Dodo Dayao’s Filipino project Dear Wormwood picked up the Best Project Award, which comes with a cash prize of $15,000, at the International Film Festival & Awards Macao (IFFAM) Project Market last night (December 8).
The jury comprised Singaporean director-producer Eric Khoo, Berlinale EFM director Matthijs Wouter Knol and Shozo Ichiyama, head of Tokyo Filmex and producer/CEO of Kino International.
Produced by Bianca Balbuena, Bradley Liew and Patti Lapus, Dear Wormwood explores how the lives of five women in the remote Philippine mountains are endangered when a cataclysmic event causes time to behave malevolently, threatening to tear reality apart. The jury lauded the project for “its surreal depiction of nature and fear”.
Dayao thanked the jury as well as the organisers “and my fellow filmmakers for making this project market such a fun place to be.”

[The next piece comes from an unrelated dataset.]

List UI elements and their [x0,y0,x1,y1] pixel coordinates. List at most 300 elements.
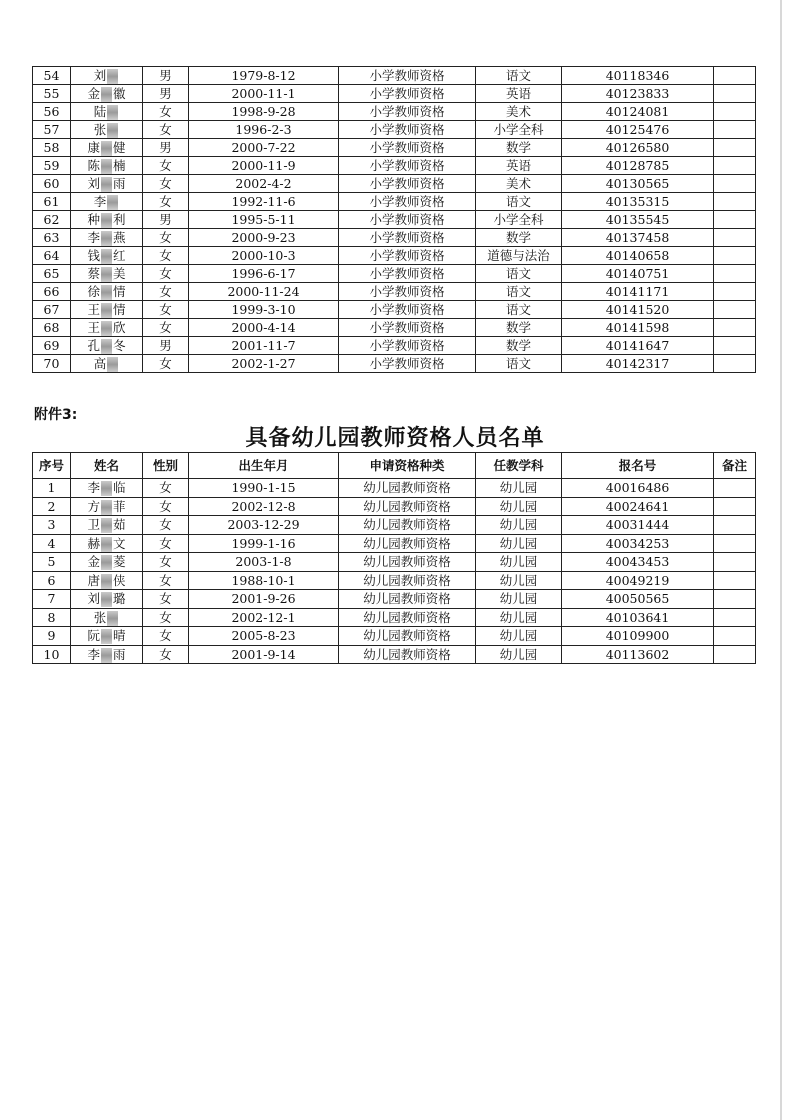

Producer Bradley Liew, speaking to Screendaily, said: “It’s a wonderful starting point for the project. This kind of project market is good for Dodo’s creativity. It has such energy and the meetings were great. We feel a lot of potential for international collaboration. We’re excited to start shooting the film at the end of next year if everything goes well.”
The Creative Excellence Award ($10,000) went to South African project The Day And Night Of Brahma, from director Sheetal Magan and producer Sheetal Magan.
The Best Co-production Award ($10,000) went to Australia-Japan project Drum Wave, from director Natalie Erika James and producers Anna McLeish and Sarah Shaw.
The Macao Spirit Award ($5,000) was awarded to Portuguese project Uk Kei by director Leonor Teles and producer Filipa Reis.
The jury also made a Special Mention of Ireland-UK-Philippines project Nocebo from director Lorcan Finnegan and producers Brunella Cocchiglia and Emily Leo.
Peter Kuplowsky, producer and lead programmer at Toronto International Film Festival’s Midnight Madness, who did several meetings at IFFAM, said: “I thought it was a terrific market with a great variety of projects. What I was excited about was how many embraced co-production with different national cinemas concentrating on their own histories and relationships with each other.”
Organisers stated more than 50% of the projects have Asian subject matter and 13 among the total 16 projects are genre films, of which nine were selected by IPM, and one each from international genre market partners – Blood Window (Argentina), FIRST Financing Forum (China), Frontières (Canada) and Sitges (Spain). The remaining three projects are arthouse titles.
The IFFAM Industry Hub included the Works In Progress Presentation showcasing films in post-production such as Dutch director Jim Taihuttu’s Indonesian wartime drama The East and Yakuza Princess, an action thriller from director Vicente Amorim.